Italians impressed by Tel Aviv Fashion Week

Young Israeli designers will soon be given a chance to show their creations in Milan.

ITALIAN AMBASSADOR Luigi Mattiolo with Roberto Cavalli 311 (photo credit: Aviv Chofi)
ITALIAN AMBASSADOR Luigi Mattiolo with Roberto Cavalli 311
(photo credit: Aviv Chofi)
The opening of Tel Aviv Fashion Week Monday has put Israel back on the world fashion map after more than a quarter of a century.
It’s not that Israeli designers are unknown to the world’s fashion mavens. Some of them are unknown, but more on an individual basis than as a collective.
Just as Italy and France are known as fashion countries, aside from the kudos given to individual designers, so Israel is known as a hi-tech country, as Tel Aviv Mayor Ron Huldai mentioned at a reception hosted by Italian Ambassador Luigi Mattiolo to mark the launch of the project, which has been two years in the making.
The Italian ambassador was involved because Tel Aviv and Milan are twin cities. Also, the creator of the garments in the gala fashion show paraded on Monday night at the old Jaffa Railway Station, which has been turned into a lifestyle hub and a major tourist attraction, was one of Italy’s leading fashion luminaries, Roberto Cavalli.
For another, the people behind the Fashion Week had been in consultation all along with Camera Nazionale della Moda Italiana, the Italian Fashion Chamber. The Israelis had received enormous cooperation.
This cooperation translated itself into a signed agreement between Ofir Lev, the deputy CEO of the Israel Fashion and Textile Association, and Mario Boselli, president of the chamber and in Mottiolo’s words “Italy’s ambassador of fashion.”
The chamber determines the international fashion calendar so there will be no clashes between fashion week dates in major fashion countries.
At the signing ceremony with Israel at the railway station Monday, Boselli said that while it was unusual to sign such an agreement at the beginning of a fashion week, he had done so “in tribute to this country, this city.”
He understood the creativity of Israeli designers, he said, and he had been impressed by the quality of creativity of young designers from Shenkar College. In future some of these designers will be given the opportunity to show their fashions as part of a guest collective at the Milan Fashion Week.
Israel will suggest 10 young designers – not all them necessarily Shenkar students or graduates – and of these, the organizers of Milan Fashion Week will select five for a collective showing.
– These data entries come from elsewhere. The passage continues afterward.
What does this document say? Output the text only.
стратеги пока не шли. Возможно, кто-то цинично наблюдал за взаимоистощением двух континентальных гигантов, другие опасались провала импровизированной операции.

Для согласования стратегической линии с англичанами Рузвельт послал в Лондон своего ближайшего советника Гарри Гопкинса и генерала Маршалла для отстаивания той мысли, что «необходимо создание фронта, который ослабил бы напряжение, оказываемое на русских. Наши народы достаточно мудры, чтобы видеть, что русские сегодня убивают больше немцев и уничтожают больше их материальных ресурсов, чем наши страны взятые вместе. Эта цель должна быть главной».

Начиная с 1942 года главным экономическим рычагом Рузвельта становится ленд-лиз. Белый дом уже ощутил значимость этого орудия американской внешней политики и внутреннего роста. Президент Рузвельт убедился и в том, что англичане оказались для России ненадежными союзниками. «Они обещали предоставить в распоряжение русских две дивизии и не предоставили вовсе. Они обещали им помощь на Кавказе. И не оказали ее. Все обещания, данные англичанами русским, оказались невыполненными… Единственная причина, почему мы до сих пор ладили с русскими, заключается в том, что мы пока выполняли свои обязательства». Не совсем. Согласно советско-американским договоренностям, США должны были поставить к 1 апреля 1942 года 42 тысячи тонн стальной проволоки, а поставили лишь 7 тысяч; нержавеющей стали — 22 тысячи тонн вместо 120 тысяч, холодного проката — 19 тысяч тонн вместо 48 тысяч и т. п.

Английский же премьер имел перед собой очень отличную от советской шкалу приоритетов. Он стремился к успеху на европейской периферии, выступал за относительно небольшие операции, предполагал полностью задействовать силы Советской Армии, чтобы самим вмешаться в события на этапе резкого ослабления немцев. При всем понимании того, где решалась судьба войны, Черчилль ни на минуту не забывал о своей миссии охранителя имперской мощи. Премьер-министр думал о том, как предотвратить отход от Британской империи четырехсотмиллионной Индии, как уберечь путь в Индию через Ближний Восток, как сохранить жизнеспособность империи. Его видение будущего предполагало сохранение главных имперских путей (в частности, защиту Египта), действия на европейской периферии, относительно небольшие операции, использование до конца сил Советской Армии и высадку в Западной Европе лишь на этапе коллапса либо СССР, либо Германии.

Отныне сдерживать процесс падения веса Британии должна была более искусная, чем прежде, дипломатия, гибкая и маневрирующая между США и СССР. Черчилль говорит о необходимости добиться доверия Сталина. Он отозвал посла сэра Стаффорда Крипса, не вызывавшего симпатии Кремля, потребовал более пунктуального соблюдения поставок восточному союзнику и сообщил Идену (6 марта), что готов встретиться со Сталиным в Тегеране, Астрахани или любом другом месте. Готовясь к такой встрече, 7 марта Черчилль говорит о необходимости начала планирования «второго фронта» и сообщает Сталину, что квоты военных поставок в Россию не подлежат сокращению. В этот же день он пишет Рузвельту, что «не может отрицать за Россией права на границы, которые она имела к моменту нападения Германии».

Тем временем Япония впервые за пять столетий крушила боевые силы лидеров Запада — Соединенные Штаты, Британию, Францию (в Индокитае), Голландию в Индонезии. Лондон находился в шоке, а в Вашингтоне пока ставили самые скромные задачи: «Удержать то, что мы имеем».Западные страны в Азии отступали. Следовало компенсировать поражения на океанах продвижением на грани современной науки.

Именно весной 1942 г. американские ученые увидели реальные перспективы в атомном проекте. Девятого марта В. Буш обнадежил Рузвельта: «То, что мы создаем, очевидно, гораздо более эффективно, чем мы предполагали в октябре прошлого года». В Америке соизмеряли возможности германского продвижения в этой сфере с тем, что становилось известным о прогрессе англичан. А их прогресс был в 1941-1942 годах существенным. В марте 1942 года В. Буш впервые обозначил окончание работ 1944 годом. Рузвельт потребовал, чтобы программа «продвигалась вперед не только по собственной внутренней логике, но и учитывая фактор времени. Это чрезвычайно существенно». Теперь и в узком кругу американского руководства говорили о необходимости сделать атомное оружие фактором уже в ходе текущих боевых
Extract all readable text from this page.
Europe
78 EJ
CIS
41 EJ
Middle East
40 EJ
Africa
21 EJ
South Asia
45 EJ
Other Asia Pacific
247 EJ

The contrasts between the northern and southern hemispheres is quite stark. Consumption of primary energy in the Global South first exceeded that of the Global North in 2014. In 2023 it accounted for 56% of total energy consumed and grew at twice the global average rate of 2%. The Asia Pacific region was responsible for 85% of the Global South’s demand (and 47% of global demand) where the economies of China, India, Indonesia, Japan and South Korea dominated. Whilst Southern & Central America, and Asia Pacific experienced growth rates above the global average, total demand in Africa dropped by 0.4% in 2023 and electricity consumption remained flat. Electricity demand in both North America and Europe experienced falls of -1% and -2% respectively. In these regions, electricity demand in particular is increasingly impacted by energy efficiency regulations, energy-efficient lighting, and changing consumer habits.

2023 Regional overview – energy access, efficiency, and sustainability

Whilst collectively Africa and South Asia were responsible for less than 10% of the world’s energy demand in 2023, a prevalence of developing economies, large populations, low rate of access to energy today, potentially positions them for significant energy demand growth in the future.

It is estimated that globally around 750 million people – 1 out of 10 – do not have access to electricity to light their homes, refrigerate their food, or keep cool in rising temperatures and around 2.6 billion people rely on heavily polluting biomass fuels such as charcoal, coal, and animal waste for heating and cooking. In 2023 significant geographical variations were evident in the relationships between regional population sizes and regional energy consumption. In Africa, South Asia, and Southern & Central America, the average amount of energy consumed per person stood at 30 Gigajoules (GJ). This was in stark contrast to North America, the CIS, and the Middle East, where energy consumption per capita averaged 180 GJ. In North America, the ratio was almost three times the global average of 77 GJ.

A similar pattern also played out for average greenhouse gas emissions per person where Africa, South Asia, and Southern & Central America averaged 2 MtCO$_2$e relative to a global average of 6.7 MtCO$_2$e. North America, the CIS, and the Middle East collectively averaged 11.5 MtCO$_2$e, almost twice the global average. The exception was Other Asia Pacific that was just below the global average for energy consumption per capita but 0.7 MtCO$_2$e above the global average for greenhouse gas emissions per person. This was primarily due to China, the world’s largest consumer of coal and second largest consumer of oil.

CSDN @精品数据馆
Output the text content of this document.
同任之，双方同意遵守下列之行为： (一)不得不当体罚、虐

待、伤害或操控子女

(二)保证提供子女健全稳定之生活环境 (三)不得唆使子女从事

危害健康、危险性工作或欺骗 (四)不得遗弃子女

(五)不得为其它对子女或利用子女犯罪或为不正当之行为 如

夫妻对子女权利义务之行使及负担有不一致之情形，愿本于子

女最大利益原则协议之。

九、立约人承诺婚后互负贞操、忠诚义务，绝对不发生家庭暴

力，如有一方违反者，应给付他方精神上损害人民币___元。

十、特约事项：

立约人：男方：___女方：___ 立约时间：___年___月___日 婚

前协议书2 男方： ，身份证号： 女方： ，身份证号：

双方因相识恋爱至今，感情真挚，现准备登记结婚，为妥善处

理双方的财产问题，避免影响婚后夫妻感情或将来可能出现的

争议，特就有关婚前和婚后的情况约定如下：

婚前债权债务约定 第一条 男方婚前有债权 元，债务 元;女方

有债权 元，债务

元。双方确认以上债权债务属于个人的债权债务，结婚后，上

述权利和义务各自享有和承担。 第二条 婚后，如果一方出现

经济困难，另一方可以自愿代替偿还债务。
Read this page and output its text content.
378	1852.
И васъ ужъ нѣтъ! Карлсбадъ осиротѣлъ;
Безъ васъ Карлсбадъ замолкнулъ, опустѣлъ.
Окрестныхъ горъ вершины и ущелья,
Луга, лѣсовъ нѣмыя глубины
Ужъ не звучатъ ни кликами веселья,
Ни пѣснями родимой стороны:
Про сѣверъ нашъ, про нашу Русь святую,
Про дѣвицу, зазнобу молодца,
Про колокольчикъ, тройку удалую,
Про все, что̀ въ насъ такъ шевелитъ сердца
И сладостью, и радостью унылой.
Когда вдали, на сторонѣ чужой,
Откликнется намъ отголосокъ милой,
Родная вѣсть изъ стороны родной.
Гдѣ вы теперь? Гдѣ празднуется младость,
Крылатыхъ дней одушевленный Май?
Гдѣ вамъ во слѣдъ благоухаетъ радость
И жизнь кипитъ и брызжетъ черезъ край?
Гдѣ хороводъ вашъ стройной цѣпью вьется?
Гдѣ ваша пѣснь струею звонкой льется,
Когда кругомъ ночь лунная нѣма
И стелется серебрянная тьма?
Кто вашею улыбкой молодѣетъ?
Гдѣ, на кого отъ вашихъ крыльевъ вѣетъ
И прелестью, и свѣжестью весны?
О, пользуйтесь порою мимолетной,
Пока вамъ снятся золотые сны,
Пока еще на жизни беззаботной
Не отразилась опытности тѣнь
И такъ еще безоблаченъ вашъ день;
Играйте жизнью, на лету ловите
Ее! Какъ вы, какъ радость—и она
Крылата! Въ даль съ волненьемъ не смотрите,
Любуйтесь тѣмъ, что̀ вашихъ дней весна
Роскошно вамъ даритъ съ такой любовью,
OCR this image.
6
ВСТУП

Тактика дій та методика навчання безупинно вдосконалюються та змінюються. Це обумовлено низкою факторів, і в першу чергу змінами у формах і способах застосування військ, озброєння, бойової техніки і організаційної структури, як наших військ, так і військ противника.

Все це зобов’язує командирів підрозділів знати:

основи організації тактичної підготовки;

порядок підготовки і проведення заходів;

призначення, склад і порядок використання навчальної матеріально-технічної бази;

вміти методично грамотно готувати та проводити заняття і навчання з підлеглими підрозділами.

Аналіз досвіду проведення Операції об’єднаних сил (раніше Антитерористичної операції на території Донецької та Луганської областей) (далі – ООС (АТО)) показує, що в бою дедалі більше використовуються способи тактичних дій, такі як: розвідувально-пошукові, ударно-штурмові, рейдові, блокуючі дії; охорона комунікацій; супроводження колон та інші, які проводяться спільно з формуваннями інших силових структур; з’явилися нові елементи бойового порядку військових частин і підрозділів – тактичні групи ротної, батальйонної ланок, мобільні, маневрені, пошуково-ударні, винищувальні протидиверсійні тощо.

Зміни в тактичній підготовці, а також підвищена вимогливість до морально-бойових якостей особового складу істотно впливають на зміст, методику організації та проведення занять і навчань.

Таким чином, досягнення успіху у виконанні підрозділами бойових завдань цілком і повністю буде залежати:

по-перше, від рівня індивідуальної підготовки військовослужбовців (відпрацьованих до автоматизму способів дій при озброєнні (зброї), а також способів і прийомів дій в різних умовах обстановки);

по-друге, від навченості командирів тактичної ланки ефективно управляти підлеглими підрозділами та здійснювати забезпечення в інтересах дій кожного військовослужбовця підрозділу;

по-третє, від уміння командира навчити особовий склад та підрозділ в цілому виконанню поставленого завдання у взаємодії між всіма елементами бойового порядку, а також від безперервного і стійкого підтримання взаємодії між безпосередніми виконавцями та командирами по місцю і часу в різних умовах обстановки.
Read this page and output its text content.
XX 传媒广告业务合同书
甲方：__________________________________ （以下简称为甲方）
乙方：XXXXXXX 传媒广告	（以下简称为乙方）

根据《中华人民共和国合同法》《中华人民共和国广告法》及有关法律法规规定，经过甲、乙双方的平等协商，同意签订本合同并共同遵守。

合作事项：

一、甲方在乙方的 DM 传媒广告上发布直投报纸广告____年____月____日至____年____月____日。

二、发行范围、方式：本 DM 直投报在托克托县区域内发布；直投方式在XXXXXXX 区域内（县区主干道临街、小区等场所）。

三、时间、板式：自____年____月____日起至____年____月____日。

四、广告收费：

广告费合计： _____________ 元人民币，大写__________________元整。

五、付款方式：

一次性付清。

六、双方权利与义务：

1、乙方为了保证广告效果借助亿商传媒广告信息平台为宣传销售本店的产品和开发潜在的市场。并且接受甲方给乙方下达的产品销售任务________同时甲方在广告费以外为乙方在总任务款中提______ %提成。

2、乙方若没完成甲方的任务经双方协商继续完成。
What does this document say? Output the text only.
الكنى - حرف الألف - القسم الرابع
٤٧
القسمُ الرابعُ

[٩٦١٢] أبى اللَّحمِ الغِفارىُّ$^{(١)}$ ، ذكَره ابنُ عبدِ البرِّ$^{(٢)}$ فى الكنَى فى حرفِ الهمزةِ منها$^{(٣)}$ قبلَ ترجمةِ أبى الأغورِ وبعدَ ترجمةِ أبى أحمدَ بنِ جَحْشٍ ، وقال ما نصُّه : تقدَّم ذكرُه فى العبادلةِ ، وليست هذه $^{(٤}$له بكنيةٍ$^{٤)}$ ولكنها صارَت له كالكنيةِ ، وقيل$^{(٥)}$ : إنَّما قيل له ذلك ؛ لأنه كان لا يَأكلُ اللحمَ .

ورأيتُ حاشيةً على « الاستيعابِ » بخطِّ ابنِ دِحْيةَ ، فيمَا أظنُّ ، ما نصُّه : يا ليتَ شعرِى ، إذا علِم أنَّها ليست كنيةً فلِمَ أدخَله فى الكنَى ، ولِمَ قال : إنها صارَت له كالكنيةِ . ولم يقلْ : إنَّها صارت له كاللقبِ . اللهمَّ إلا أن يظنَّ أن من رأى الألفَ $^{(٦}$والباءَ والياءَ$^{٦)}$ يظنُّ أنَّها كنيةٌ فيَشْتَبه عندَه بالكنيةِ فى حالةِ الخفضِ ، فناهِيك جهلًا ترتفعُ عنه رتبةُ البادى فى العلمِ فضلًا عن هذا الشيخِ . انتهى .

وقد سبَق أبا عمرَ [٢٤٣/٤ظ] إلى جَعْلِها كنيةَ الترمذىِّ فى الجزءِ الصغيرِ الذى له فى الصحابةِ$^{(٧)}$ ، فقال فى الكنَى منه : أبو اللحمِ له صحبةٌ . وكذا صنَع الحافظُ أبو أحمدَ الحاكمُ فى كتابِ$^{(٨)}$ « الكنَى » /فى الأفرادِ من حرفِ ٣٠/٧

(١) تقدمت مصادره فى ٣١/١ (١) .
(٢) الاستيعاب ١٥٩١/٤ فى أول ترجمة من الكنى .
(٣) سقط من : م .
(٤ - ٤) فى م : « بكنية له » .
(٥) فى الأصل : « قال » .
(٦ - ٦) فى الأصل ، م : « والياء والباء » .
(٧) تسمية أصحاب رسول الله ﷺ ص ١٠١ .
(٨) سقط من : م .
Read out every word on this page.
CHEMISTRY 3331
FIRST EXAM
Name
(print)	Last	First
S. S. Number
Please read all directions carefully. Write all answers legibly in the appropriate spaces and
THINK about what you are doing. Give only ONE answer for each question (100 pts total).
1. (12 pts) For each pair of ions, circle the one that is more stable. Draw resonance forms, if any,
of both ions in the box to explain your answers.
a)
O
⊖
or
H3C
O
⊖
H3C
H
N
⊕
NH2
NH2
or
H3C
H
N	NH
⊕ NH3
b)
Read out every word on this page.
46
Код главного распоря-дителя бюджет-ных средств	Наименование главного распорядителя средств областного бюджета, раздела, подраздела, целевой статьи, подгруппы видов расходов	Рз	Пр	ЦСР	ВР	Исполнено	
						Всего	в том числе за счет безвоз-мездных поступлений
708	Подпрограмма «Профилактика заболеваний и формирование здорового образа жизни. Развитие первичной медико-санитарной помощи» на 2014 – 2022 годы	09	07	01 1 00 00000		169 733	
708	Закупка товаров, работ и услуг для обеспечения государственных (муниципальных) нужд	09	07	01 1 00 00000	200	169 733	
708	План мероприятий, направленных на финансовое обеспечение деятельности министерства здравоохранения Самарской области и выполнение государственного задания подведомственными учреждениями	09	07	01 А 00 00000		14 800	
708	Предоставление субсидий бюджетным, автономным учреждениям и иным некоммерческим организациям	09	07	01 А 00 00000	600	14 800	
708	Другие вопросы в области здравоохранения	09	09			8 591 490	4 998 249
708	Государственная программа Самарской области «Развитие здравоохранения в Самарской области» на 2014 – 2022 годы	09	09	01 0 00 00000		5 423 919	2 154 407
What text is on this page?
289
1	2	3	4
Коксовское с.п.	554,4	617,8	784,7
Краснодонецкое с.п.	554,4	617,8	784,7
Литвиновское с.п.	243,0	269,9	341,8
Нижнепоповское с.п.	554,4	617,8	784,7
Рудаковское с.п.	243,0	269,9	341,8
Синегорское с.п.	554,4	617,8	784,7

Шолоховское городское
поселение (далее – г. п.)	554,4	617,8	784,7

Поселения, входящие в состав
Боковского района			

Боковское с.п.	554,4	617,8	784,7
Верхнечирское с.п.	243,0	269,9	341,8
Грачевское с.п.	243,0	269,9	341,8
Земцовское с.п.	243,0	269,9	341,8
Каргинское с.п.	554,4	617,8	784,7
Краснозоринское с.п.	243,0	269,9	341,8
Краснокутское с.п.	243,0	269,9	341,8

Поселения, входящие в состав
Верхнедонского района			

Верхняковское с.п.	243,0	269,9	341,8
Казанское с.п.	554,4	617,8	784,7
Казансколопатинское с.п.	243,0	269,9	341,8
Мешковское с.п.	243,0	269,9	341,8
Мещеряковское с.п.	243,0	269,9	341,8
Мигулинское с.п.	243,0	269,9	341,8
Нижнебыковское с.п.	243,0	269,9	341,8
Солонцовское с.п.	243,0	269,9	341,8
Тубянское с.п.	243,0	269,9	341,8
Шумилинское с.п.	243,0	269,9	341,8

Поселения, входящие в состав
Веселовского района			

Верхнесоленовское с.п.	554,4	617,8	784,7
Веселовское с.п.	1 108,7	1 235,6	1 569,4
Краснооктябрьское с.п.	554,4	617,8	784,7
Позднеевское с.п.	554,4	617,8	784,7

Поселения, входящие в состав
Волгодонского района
Lev was particularly excited about this because it will not only enable young, Israeli designers to absorb something of the fashion world beyond Israel, but it will also expose people who might not come to Israel to the broad perspective of Israeli creativity.
Three decades ago, when Israel fashion weeks were the glitz and glitter of the industry, they were held in hotels – primarily in Tel Aviv, but also in Jerusalem and Eilat.
Asked if there was a special reason for holding the Tel Aviv Fashion Week at the rail station, Lev said that in a previous era hotel rooms were turned into showrooms, but fashion is much more than that. It lends itself to lifestyle and lifestyle includes tourism.
Indeed, the Ministry of Tourism is a major partner in the venture and brought 60 leading international fashion and lifestyle journalists to Israel to not only cover the fashion week but to tour the country and see how different it is to what is portrayed on television screens back home.
This is in line with the ministry’s new focus on lifestyle and niche tourism.
Without the publicity that will be generated abroad by these journalists, Fashion Week would be a flop. Many visiting journalists were already busy with their laptops on Monday morning.
At the reception at his residence Sunday, Mattiolo expressed heartfelt appreciation to Tourism Minister Stas Meseznikov.
Silvan Shalom, minister for the development of the Negev and the Galilee, who was the guest speaker at the reception said “Fashion Week gives us a chance to show the other side of Israel, which we would like the world to recognize.”
Boselli, who is in Israel for the first time, found it very different from what he had thought it would be, Shalom noted.
Cavalli, who has been in Israel many times, was swamped by the media, and the Italian military attache had to forcefully but politely keep people at bay as he guided Cavalli to the microphone.
“Israel is in my heart,” declared the designer, who confessed to having had the biggest love of his life in Israel – a confession he made in front of his wife. “I love Sabra girls, especially the color of their eyes.”
Future Tel Aviv Fashion Weeks will also have an Italian star component. Lev would not list his preferences, but said he would pass them on to Boselli to see who was available.
There will be two Tel Aviv Fashion Weeks each year – one spring/summer and the other fall/winter. Plans are already afoot to show the fall/winter creations in April 2012.
Lev was adamant that Fashion Week will be held solely in Tel Aviv and no other city in Israel.